結果を言うと、このプレゼンは実らなかった。現実とは、そういうものだ。
けれどぼくは、不思議なことに、それほど悔しくはなかった。ぼくなんかのために、こんなに頑張ってくれた人がいる。それが嬉しかった。もちろん出版が頓挫して残念ではあったけど、充実感は残った。
(ここまでやって駄目なら、しょうがない)
と、ぼくは思った。
なんとか気持ちを切り替え、
(O氏には迷惑をかけた。しかし、彼となら何か他の企画でうまくやっていけそうだ)
と、前向きに他の企画を考えはじめた。
ところが、数ヶ月後……
(続く)

こんなにも、いそがない企画142005/11/14 13:31

「誰もいそがない町」(ポプラ社)という本の出版に至る、あまりにもいそがない物語を書きおこしている。

(続き)
これまでに出してきた本で、藤井青銅という名前に多少なりともイメージがついているのなら、「笑いの作家」だろう。
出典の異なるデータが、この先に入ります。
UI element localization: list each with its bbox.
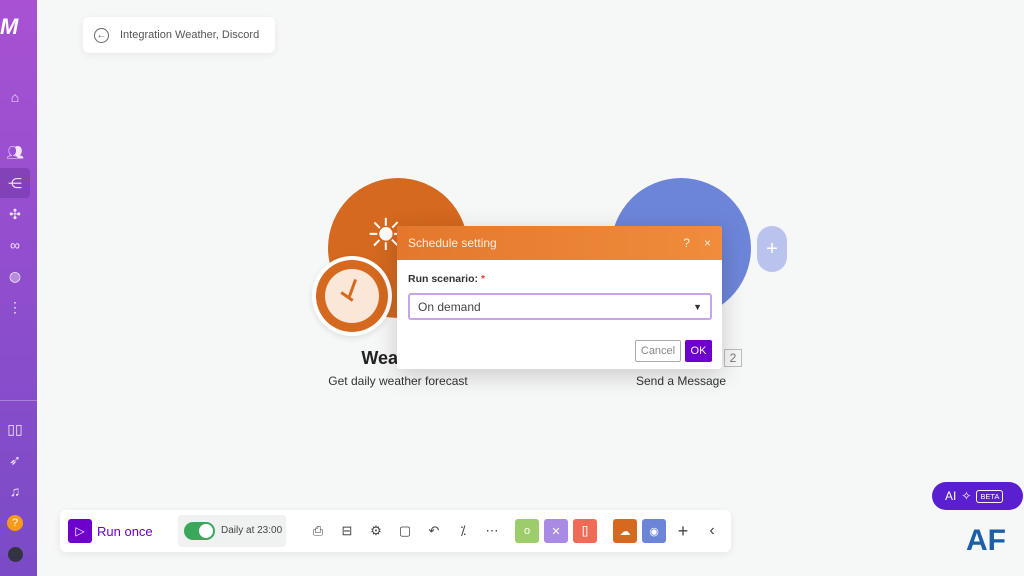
more-icon[interactable]: ⋯	[482, 521, 502, 541]
module-subtitle: Get daily weather forecast	[328, 374, 468, 388]
caret-down-icon: ▼	[693, 302, 702, 312]
help-icon[interactable]: ?	[683, 236, 690, 250]
make-logo[interactable]: M	[0, 14, 18, 40]
close-icon[interactable]: ×	[704, 236, 711, 250]
run-scenario-select[interactable]: On demand ▼	[408, 293, 712, 320]
undo-icon[interactable]: ↶	[424, 521, 444, 541]
team-icon[interactable]: 👥︎	[0, 137, 30, 167]
watermark-logo: AF	[966, 524, 1006, 557]
avatar[interactable]	[0, 539, 30, 569]
plus-icon[interactable]: +	[673, 521, 693, 541]
beta-badge: BETA	[976, 489, 1004, 503]
play-icon[interactable]: ▷	[68, 519, 92, 543]
book-icon[interactable]: ▯▯	[0, 414, 30, 444]
selected-value: On demand	[418, 299, 481, 314]
text-parser-icon[interactable]: []	[573, 519, 597, 543]
module-number-badge: 2	[724, 349, 742, 367]
bottom-toolbar: ▷ Run once Daily at 23:00 ⎙ ⊟ ⚙ ▢ ↶ ⁒ ⋯ …	[60, 510, 731, 552]
chevron-left-icon[interactable]: ‹	[702, 521, 722, 541]
ai-assistant-button[interactable]: AI ✧ BETA	[932, 482, 1023, 510]
field-label: Run scenario: *	[408, 273, 486, 285]
dialog-title: Schedule setting	[408, 236, 497, 250]
home-icon[interactable]: ⌂	[0, 82, 30, 112]
ok-button[interactable]: OK	[685, 340, 712, 362]
schedule-dialog: Schedule setting? × Run scenario: * On de…	[397, 226, 722, 369]
sidebar: M ⌂ 👥︎ ⋲ ✣ ∞ ◍ ⋮ ▯▯ ➶ ♫ ?	[0, 0, 37, 576]
weather-app-icon[interactable]: ☁	[613, 519, 637, 543]
discord-app-icon[interactable]: ◉	[642, 519, 666, 543]
required-marker: *	[480, 273, 486, 285]
clock-icon	[325, 269, 379, 323]
rocket-icon[interactable]: ➶	[0, 445, 30, 475]
gear-icon[interactable]: ⚙	[366, 521, 386, 541]
sparkle-icon: ✧	[961, 489, 972, 503]
bell-icon[interactable]: ♫	[0, 476, 30, 506]
puzzle-icon[interactable]: ✣	[0, 199, 30, 229]
schedule-clock-button[interactable]	[312, 256, 392, 336]
more-vertical-icon[interactable]: ⋮	[0, 292, 30, 322]
schedule-toggle[interactable]	[184, 522, 215, 540]
globe-icon[interactable]: ◍	[0, 261, 30, 291]
ai-label: AI	[945, 489, 957, 503]
module-title: Wea	[361, 348, 398, 368]
tools-icon[interactable]: o	[515, 519, 539, 543]
share-icon[interactable]: ⋲	[0, 168, 30, 198]
divider	[0, 400, 37, 401]
align-icon[interactable]: ⊟	[337, 521, 357, 541]
magic-wand-icon[interactable]: ⁒	[453, 521, 473, 541]
notes-icon[interactable]: ▢	[395, 521, 415, 541]
scenario-header: ← Integration Weather, Discord	[83, 17, 275, 53]
add-module-button[interactable]: +	[757, 226, 787, 272]
help-icon[interactable]: ?	[0, 508, 30, 538]
module-subtitle: Send a Message	[635, 374, 727, 388]
link-icon[interactable]: ∞	[0, 230, 30, 260]
flow-control-icon[interactable]: ✕	[544, 519, 568, 543]
cancel-button[interactable]: Cancel	[635, 340, 681, 362]
back-arrow-icon[interactable]: ←	[94, 27, 109, 43]
schedule-text: Daily at 23:00	[221, 525, 283, 536]
scenario-title[interactable]: Integration Weather, Discord	[120, 29, 259, 41]
run-once-button[interactable]: Run once	[97, 524, 153, 539]
schedule-control[interactable]: Daily at 23:00	[178, 515, 286, 547]
save-icon[interactable]: ⎙	[308, 521, 328, 541]
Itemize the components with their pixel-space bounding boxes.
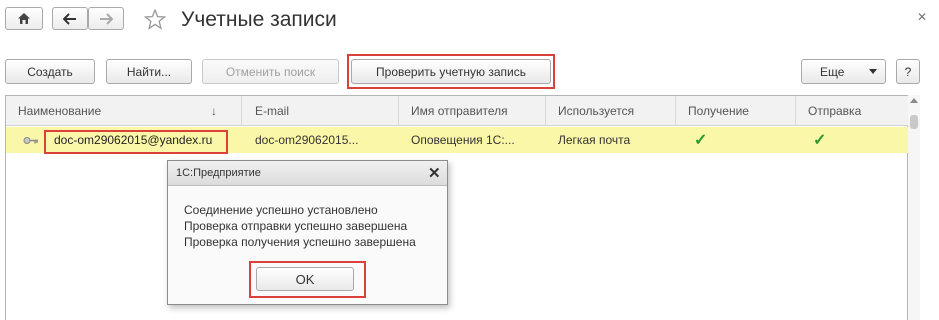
check-icon-send: ✓: [813, 132, 827, 149]
dialog-title: 1С:Предприятие: [176, 167, 261, 179]
dialog-message-line: Проверка получения успешно завершена: [184, 235, 416, 249]
sort-down-icon: ↓: [211, 104, 217, 118]
forward-button[interactable]: [88, 7, 124, 30]
arrow-right-icon: [100, 12, 113, 25]
column-header-email[interactable]: E-mail: [243, 96, 399, 126]
cell-used: Легкая почта: [558, 133, 631, 147]
scroll-thumb[interactable]: [910, 115, 918, 129]
annotation-box-ok-button: [249, 261, 366, 298]
cell-sender: Оповещения 1С:...: [411, 133, 515, 147]
create-button[interactable]: Создать: [5, 59, 95, 84]
back-button[interactable]: [52, 7, 88, 30]
cancel-search-button[interactable]: Отменить поиск: [202, 59, 339, 84]
help-button[interactable]: ?: [896, 59, 920, 84]
page-title: Учетные записи: [181, 8, 337, 31]
dialog-message-line: Соединение успешно установлено: [184, 203, 378, 217]
column-header-name[interactable]: Наименование ↓: [6, 96, 242, 126]
accounts-table: Наименование ↓ E-mail Имя отправителя Ис…: [5, 95, 909, 320]
vertical-scrollbar[interactable]: [908, 95, 920, 320]
close-icon[interactable]: ✕: [428, 164, 441, 182]
column-label: Наименование: [18, 104, 102, 118]
close-icon[interactable]: ✕: [917, 10, 927, 24]
find-button[interactable]: Найти...: [106, 59, 192, 84]
table-header: Наименование ↓ E-mail Имя отправителя Ис…: [6, 96, 909, 126]
column-header-send[interactable]: Отправка: [796, 96, 909, 126]
annotation-box-account-name: [44, 130, 228, 154]
key-icon: [23, 137, 38, 144]
more-button[interactable]: Еще: [801, 59, 886, 84]
column-header-receive[interactable]: Получение: [676, 96, 796, 126]
dialog-header: 1С:Предприятие ✕: [168, 161, 447, 186]
cell-email: doc-om29062015...: [255, 133, 359, 147]
home-button[interactable]: [5, 7, 43, 30]
dialog-message-line: Проверка отправки успешно завершена: [184, 219, 408, 233]
scroll-up-icon[interactable]: [910, 98, 918, 103]
star-icon[interactable]: [144, 9, 166, 30]
column-header-sender[interactable]: Имя отправителя: [399, 96, 546, 126]
arrow-left-icon: [63, 12, 76, 25]
more-label: Еще: [820, 64, 845, 79]
column-header-used[interactable]: Используется: [546, 96, 676, 126]
check-icon-receive: ✓: [694, 132, 708, 149]
chevron-down-icon: [869, 69, 877, 74]
annotation-box-check-button: [347, 54, 555, 89]
home-icon: [18, 13, 30, 24]
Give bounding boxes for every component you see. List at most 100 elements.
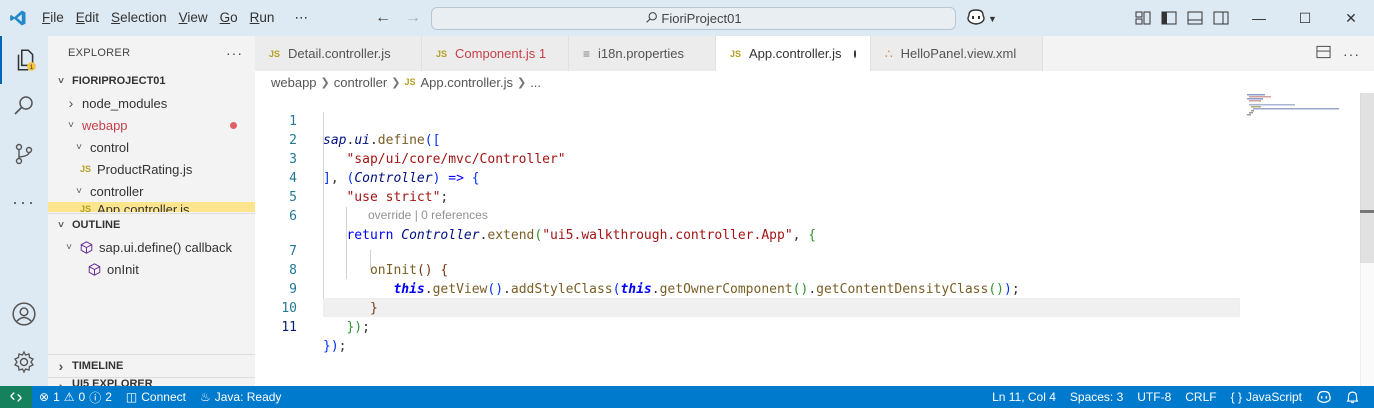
forward-arrow-icon[interactable]: → [402, 7, 424, 29]
line-endings[interactable]: CRLF [1178, 386, 1223, 408]
code-editor[interactable]: 1 sap.ui.define([ 2 "sap/ui/core/mvc/Con… [255, 93, 1374, 386]
project-section-header[interactable]: ˅ FIORIPROJECT01 [48, 70, 255, 92]
tree-item-app-controller-js[interactable]: JS App.controller.js [48, 202, 255, 212]
tree-item-webapp[interactable]: ˅ webapp [48, 114, 255, 136]
customize-layout-icon[interactable] [1133, 8, 1153, 28]
back-arrow-icon[interactable]: ← [372, 7, 394, 29]
ui5-explorer-header[interactable]: › UI5 EXPLORER [48, 377, 255, 386]
menu-bar: File Edit Selection View Go Run ⋯ [36, 0, 314, 36]
notifications-bell-icon[interactable] [1339, 386, 1366, 408]
search-view-icon[interactable] [0, 82, 48, 130]
activity-bar: 1 ··· [0, 36, 48, 386]
tab-i18n-properties[interactable]: ≡ i18n.properties [569, 36, 716, 71]
remote-indicator-icon[interactable] [0, 386, 32, 408]
more-actions-icon[interactable]: ··· [1343, 46, 1360, 62]
encoding[interactable]: UTF-8 [1130, 386, 1178, 408]
js-file-icon: JS [436, 48, 448, 59]
tab-hellopanel-view[interactable]: ∴ HelloPanel.view.xml [871, 36, 1043, 71]
code-line: 5 [289, 190, 297, 205]
timeline-header[interactable]: › TIMELINE [48, 355, 255, 377]
code-line: 9 } [289, 282, 378, 316]
cursor-position[interactable]: Ln 11, Col 4 [985, 386, 1063, 408]
menu-edit[interactable]: Edit [70, 0, 105, 36]
braces-icon: { } [1230, 390, 1242, 404]
js-file-icon: JS [80, 204, 92, 212]
problems-indicator[interactable]: ⊗ 1 ⚠ 0 ⓘ 2 [32, 386, 119, 408]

それは確かにそうで、異論はない。
が、今回の企画は、そのイメージとは違う。ぼくの原稿を見て、編集者は「いいですね」といいながら、販売側からNGを出される理由はそれかもしれない、と思いはじめていた。
今までの作家イメージとあまりに違いすぎると、そりゃ出版社はビジネスとして不安になるんだろうな。

「だけど、人は一面のみで語れるわけがないじゃないか」
とぼくは思う。
誰だって、いろんな面を持っている。多面体だ。これは作家だからアーチストだからというわけではなく、誰だってそうだろう。安っぽいドラマの登場人物みたいな、単純な正義漢や、わかりやすい悪者、いつもニコニコしている悩みなき女性……などという人間は、存在しないのだ。

ぼくは「笑い」を志向しつつも、この本のような世界も好きなのだ。別に路線変更とかではなく、どっちも藤井青銅なんだけどなぁ、と。
でも、やはり出版社というものはレッテルでビジネスをするのだろう。これからは、そこらへんの対策をO氏とやっていくか……。
そんなことを考えていた矢先、O氏から思わぬ知らせが入ったのだ。